Two computer x and y.
The compouter x is n times faster than computer y. (performance ratio)
\[ (\rightarrow ) \frac{\text{Performance}_{\color{blue}x}}{\text{Performance}_{\color{red}y}} = n \] \[ (\leftarrow ) \frac{\text{Execution Time}_{\color{red}y}}{\text{Execution Time}_{\color{blue}x}} = n \]

Execution Time

Focus user cpu execution time.
時間定義: wall-clock time + response time + elapsed time
也就是完成工作的總時間,包括磁碟存取時間、記憶體存取時間、 輸入/輸出動作時間、作業系統時間 (operating system overhead)等。
CPU execution time without waiting I/O and other processes.


\( \text{執行一個程式所需時間(elapsed time)} \begin{cases} \text{程式執行及等待I/O時間}\\ \text{程式使用CPU時間} \begin{cases} \text{CPU執行作業系統時間(System CPU time)} \rightarrow \text{For servering user process}\\ \text{CPU執行使用者程式時間(User CPU time)}\\ \end{cases} \end{cases} \)

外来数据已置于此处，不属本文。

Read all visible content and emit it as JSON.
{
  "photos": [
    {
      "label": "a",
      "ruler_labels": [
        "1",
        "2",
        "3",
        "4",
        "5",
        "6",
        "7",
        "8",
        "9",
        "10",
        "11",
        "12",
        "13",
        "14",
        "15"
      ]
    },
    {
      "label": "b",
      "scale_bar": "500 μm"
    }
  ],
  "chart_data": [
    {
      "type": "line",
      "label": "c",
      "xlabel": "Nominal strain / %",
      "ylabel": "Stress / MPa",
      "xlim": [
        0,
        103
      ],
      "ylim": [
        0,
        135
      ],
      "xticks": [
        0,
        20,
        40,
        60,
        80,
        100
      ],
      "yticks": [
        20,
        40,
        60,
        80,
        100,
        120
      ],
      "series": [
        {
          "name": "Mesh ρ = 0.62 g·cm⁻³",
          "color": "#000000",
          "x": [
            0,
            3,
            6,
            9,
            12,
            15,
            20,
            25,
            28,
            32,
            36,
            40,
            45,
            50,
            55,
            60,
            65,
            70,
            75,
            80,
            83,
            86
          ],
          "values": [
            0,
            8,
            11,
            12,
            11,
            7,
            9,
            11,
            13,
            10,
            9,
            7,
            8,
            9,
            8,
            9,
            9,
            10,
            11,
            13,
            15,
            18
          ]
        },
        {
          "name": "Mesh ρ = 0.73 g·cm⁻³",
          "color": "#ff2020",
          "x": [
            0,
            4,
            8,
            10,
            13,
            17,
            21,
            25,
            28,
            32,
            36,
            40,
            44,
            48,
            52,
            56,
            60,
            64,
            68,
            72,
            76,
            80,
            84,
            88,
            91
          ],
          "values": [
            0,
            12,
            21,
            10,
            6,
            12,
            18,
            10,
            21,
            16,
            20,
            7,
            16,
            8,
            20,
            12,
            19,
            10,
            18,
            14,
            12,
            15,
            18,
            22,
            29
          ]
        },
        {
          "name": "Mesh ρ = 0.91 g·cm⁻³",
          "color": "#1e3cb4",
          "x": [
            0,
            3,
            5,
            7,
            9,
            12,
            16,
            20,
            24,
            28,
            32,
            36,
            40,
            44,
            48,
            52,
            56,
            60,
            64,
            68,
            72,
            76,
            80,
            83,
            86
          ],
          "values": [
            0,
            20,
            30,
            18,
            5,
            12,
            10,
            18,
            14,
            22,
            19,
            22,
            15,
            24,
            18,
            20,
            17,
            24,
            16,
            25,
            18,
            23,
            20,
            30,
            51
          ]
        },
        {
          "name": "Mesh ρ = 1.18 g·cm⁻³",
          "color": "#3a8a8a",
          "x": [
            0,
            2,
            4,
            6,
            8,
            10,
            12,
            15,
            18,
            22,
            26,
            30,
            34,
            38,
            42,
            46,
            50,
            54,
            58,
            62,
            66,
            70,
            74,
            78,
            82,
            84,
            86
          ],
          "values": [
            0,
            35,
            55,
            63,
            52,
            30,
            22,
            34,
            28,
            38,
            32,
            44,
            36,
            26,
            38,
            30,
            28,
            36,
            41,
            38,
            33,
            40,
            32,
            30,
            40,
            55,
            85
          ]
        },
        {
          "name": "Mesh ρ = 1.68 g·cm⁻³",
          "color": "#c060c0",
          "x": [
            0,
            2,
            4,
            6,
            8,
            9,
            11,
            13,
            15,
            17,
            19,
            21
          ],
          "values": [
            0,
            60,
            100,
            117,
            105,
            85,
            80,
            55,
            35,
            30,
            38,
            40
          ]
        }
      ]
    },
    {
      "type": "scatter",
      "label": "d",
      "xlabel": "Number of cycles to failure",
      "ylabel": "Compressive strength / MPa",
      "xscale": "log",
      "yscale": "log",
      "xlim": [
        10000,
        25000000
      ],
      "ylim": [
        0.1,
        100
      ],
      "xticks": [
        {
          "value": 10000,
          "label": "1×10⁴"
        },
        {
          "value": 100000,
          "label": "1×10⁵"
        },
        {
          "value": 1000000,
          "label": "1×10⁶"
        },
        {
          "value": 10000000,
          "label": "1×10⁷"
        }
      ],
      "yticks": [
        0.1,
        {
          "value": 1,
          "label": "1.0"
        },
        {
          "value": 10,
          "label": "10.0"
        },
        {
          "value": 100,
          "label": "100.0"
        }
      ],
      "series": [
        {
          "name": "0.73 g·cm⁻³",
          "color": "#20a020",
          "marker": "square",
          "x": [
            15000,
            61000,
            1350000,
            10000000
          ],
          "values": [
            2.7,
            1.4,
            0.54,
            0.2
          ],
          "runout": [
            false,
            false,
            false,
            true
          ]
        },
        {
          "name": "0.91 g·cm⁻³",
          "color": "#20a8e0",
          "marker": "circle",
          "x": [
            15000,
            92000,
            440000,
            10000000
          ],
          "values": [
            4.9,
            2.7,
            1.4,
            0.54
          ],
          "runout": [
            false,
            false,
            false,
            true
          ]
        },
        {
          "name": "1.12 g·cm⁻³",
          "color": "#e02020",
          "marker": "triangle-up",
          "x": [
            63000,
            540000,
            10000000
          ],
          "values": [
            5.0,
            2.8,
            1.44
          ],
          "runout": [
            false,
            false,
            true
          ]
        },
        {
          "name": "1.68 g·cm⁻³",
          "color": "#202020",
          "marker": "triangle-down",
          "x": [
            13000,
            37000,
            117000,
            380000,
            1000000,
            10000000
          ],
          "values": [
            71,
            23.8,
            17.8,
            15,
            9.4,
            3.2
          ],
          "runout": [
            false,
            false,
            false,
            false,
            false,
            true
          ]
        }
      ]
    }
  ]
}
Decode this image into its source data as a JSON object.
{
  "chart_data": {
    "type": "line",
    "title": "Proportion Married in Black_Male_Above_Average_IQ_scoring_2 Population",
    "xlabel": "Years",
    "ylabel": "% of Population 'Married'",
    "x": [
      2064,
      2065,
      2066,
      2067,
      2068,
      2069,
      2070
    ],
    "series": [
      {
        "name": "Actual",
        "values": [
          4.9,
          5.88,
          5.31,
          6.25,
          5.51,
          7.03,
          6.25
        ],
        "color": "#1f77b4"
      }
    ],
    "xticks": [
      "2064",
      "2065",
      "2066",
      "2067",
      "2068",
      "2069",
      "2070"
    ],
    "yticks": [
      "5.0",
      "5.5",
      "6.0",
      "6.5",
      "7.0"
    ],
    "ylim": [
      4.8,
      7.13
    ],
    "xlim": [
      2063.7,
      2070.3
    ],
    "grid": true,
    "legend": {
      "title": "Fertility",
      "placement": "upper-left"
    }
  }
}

CPU Performance and Its Factors

\( \text{CPU execution time for a program} = \text{CPU clock cycles for a program} \times \text{Clock cycle time} \)
Alternatively, because clock rate and clock cycle time are inverses,

\( \text{CPU execution time for a program} = \frac{ \text{CPU clock cycles for a program} } { \text{Clock rate} } \)

Clock Cycle = Instruction count(IC) \( \times \) Cycles Per Instruction(CPI)
\( \Rightarrow \) Execution Time = IC \( \times \) CPI \( \times \) CCT(clock cycle time)
= (IC \( \times \) CPI) \( / \) CR(clock rate)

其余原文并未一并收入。